Op 1 oktober 2025 heeft de Rechtbank Amsterdam een tussenuitspraak gedaan in een zaak betreffende de executie van een Europees aanhoudingsbevel (EAB) dat is uitgevaardigd door de regionale rechtbank in Bielsko-Biala, Polen. De zaak betreft de opgeëiste persoon, geboren in 1983 in Polen, die momenteel gedetineerd is. De rechtbank heeft op 17 september 2025 de behandeling van het EAB gehouden, waarbij de officier van justitie, mr. K. van der Schaft, aanwezig was. De opgeëiste persoon werd bijgestaan door zijn raadsman, mr. R.F.M. Gerritsen, en een tolk in de Poolse taal. Tijdens de zitting heeft de rechtbank de termijn voor uitspraak over de overlevering met 30 dagen verlengd en de gevangenhouding bevolen.
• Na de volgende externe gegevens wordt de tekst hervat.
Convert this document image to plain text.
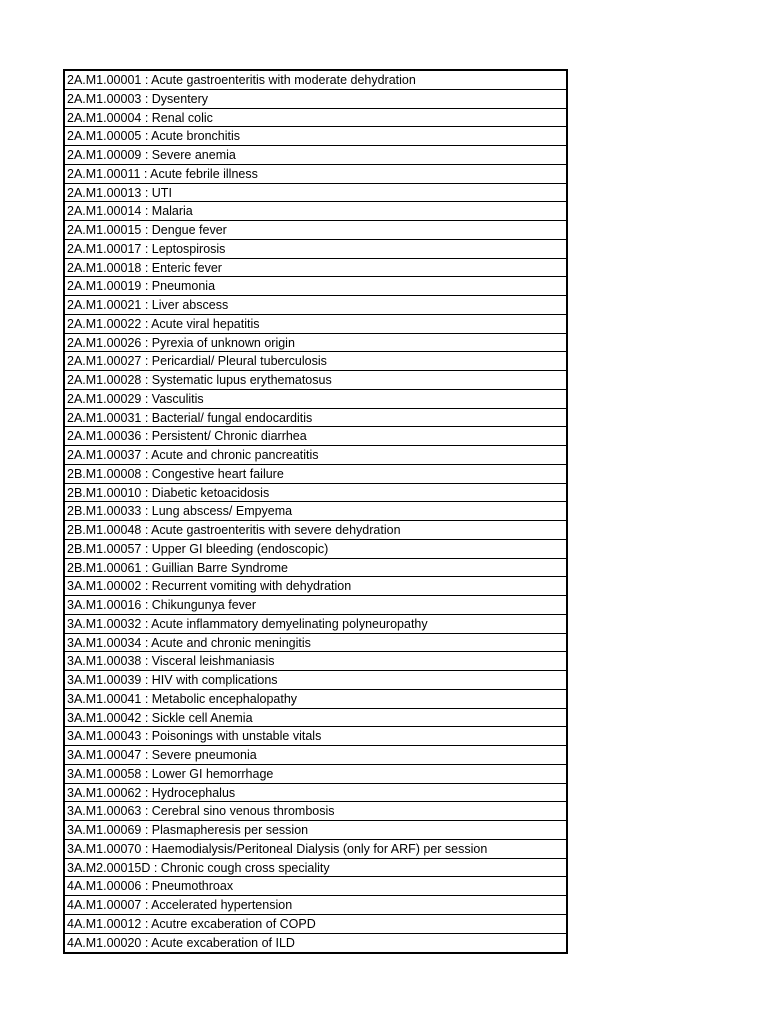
2A.M1.00001 : Acute gastroenteritis with moderate dehydration
2A.M1.00003 : Dysentery
2A.M1.00004 : Renal colic
2A.M1.00005 : Acute bronchitis
2A.M1.00009 : Severe anemia
2A.M1.00011 : Acute febrile illness
2A.M1.00013 : UTI
2A.M1.00014 : Malaria
2A.M1.00015 : Dengue fever
2A.M1.00017 : Leptospirosis
2A.M1.00018 : Enteric fever
2A.M1.00019 : Pneumonia
2A.M1.00021 : Liver abscess
2A.M1.00022 : Acute viral hepatitis
2A.M1.00026 : Pyrexia of unknown origin
2A.M1.00027 : Pericardial/ Pleural tuberculosis
2A.M1.00028 : Systematic lupus erythematosus
2A.M1.00029 : Vasculitis
2A.M1.00031 : Bacterial/ fungal endocarditis
2A.M1.00036 : Persistent/ Chronic diarrhea
2A.M1.00037 : Acute and chronic pancreatitis
2B.M1.00008 : Congestive heart failure
2B.M1.00010 : Diabetic ketoacidosis
2B.M1.00033 : Lung abscess/ Empyema
2B.M1.00048 : Acute gastroenteritis with severe dehydration
2B.M1.00057 : Upper GI bleeding (endoscopic)
2B.M1.00061 : Guillian Barre Syndrome
3A.M1.00002 : Recurrent vomiting with dehydration
3A.M1.00016 : Chikungunya fever
3A.M1.00032 : Acute inflammatory demyelinating polyneuropathy
3A.M1.00034 : Acute and chronic meningitis
3A.M1.00038 : Visceral leishmaniasis
3A.M1.00039 : HIV with complications
3A.M1.00041 : Metabolic encephalopathy
3A.M1.00042 : Sickle cell Anemia
3A.M1.00043 : Poisonings with unstable vitals
3A.M1.00047 : Severe pneumonia
3A.M1.00058 : Lower GI hemorrhage
3A.M1.00062 : Hydrocephalus
3A.M1.00063 : Cerebral sino venous thrombosis
3A.M1.00069 : Plasmapheresis per session
3A.M1.00070 : Haemodialysis/Peritoneal Dialysis (only for ARF) per session
3A.M2.00015D : Chronic cough cross speciality
4A.M1.00006 : Pneumothroax
4A.M1.00007 : Accelerated hypertension
4A.M1.00012 : Acutre excaberation of COPD
4A.M1.00020 : Acute excaberation of ILD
De rechtbank heeft in haar uitspraak de identiteit van de opgeëiste persoon bevestigd en de grondslag van het EAB besproken, dat is gebaseerd op een cumulatief vonnis van de District Court in Bielsko-Biala. De opgeëiste persoon heeft een vrijheidsstraf van vijf jaar en vier maanden opgelegd gekregen, waarvan nog elf maanden en twintig dagen resteert. De raadsman heeft de rechtbank verzocht om de overlevering niet toe te staan, omdat er mogelijk sprake is van een straf die de opgeëiste persoon al heeft ondergaan. De rechtbank heeft besloten om het onderzoek te heropenen en de officier van justitie de gelegenheid te geven om verduidelijking te vragen aan de Poolse autoriteiten over de status van de opgeëiste persoon.
De rechtbank heeft de zaak geschorst en bepaald dat deze op 15 oktober 2025 opnieuw op zitting wordt gepland, waarbij de oproeping van de opgeëiste persoon, zijn raadsman en een tolk is bevolen. De uitspraak is openbaar gedaan en er staat geen gewoon rechtsmiddel open tegen deze beslissing, conform de Overleveringswet.